Despite the confusion around the standardisation of metrics such as the RSI or the H:Q, ratios can be meaningful in some contexts. For example, the game injury rate is a ratio of the number of injuries that occur relative to the number of games played. This appears reasonable because if twice the number of games are played, we expect twice the number of steps, plays, collisions, etc., and, therefore, twice the number injuries. As with all ratios, we can change its value by intervening to change the value of either the component part: the numerator (injuries) or the denominator (games). However, in the context of the sport and injury rate, our interventions are designed to affect the number of injuries for each game; we are much less likely to try to reduce the injury rate by changing the number of games played per se. Thus, we can infer changes in the risk of injury (i.e., the number of injuries, which is the numerator) from the ratio (injury rate) without any confusion arising from the other component. Similarly, ratios such as the velocity (the measured distance over time) are appropriate because our interventions are affecting the distance travelled in a set period of time, and our intervention does not affect time itself.

4. Symmetry and Standardisation

We now return to the topic of this Special Issue, symmetry. When an injury occurs, we are assuming that the uninjured muscle or limb is in its pre-injury state or displays an adequate strength and power capacity to meet the demands of the sport. However, if the athlete’s capacity levels are initially poor, then using pre-injury baseline levels may not be an appropriate reference point.
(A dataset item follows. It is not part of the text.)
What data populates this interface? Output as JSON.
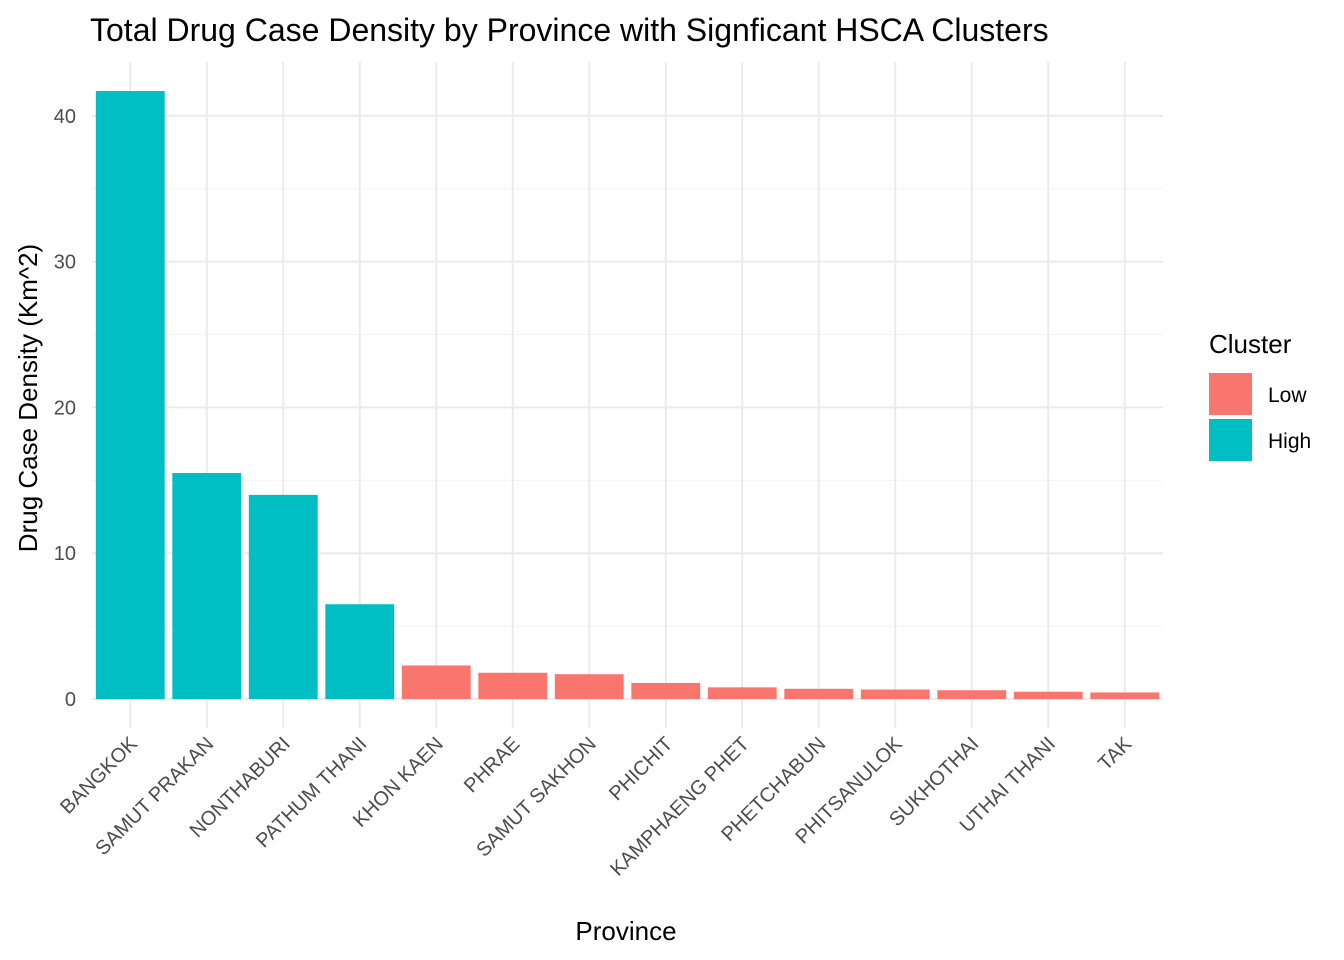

It is important to note that the decreased frequency of training arising from an injury has the potential to impair the strength of the uninjured limb as well. Using post-injury symmetry ratios on their own as the benchmark of recovery increases our chances of a false positive indication that the athlete is ready to return to training or competition [13]. This scenario describes why practitioners and clinicians should be extremely prudent when using either symmetry indices or strength ratios. If an injury can cause impairments to both limbs or muscles groups (i.e., both component parts are of causal interest), then we recommend tracking each component separately to avoid this false positive indication of neuromuscular recovery.
In practice, it may seem obvious that increasing symmetry is not the end goal in itself. To prevent a second injury, most clinicians would opt to increase the strength of the injured limb rather than weaken the strength of the uninjured limb. However, it is easy to imagine that a practitioner relying solely on ratios and not the component parts might mistake improved symmetry (that occurs because of a weakening of the uninjured limb) as beneficial. We believe practitioners can mitigate this risk by applying a simple concept from the emerging domain of ‘causal inference’ that aims to quantify causation in complex systems such as a sport injury or sport performance. A causal map links the possibility for effects and mediators between variables. In the case of an injury, we propose that there exists a plausible causal relationship between the injury and the strength capacity of both limbs [14]. If this exists, we recommend focusing on the component parts rather than the ratio per se. Conversely, in the case of examining the relationship between the games played and the number of sporting injuries, the variable with causal interest is the injury not the games played. Therefore, in this case, a ratio would likely be acceptable to use. We summarise these concepts in Figure 1 and provide a decision-making tree for practitioners on when to use a ratio.
While we have limited our discussion to the symmetry defined by a ratio standardisation, we want to remind the reader that similar problems arise when expressing symmetry using absolute differences instead of ratios. This often occurs when the numerator and denominator have the same units. If the uninjured quadriceps produces 100 N and the injured quadriceps produces 70 N, we can say that the symmetry is a ratio of 70% or a difference of 30 N. In both cases, having only the summary measurement (ratio or difference) does not allow us to know whether any underlying changes are due to the strengthening of the injured limb or the weakening of the uninjured limb.

5. Conclusions

In summary, this article includes several examples to highlight some of the limitations that practitioners may face when interpreting standardised or ratio data. Furthermore, given the additional noise that may accompany ratios in some contexts (because of the multiple sources that make it up), practitioners are advised to also monitor each component part. Doing this will often help to contextualise the data we collect as part of the ongoing monitoring process, providing a better chance of being able to use the data as part of day-to-day decision-making. Specifically, practitioners are advised to first determine that each component part of any given ratio has an acceptable reliability, as even one ‘noisy metric’ will contribute to heightened noise when combined with another, to create the ratio. Finally, and perhaps most importantly, practitioners are advised to consider whether standardisation adds any additional value to the data interpretation or whether the interpretation of the component parts alone provides the necessary information to inform decision-making.

Funding

This research received no external funding.

Conflicts of Interest

The authors declare no conflict of interest.

References

  1. Ebben, W.; Petushek, E. Using the reactive strength index modified to evaluate plyometric performance. J. Strength Cond. Res. 2010, 24, 1983–1987. [Google Scholar] [CrossRef] [PubMed]
  2. Jarvis, P.; Turner, A.; Read, P.; Bishop, C. Reactive strength index and its associations with measures of physical and sports performance: A systematic review with meta-analysis. Sports Med. 2022, 52, 301–330. [Google Scholar] [CrossRef] [PubMed]
  3. Bishop, C.; Read, P.; Lake, J.; Loturco, I.; Turner, A. A novel approach for athlete profiling: The unilateral dynamic strength index. J. Strength Cond. Res. 2021, 35, 1023–1029. [Google Scholar] [CrossRef] [PubMed] [Green Version]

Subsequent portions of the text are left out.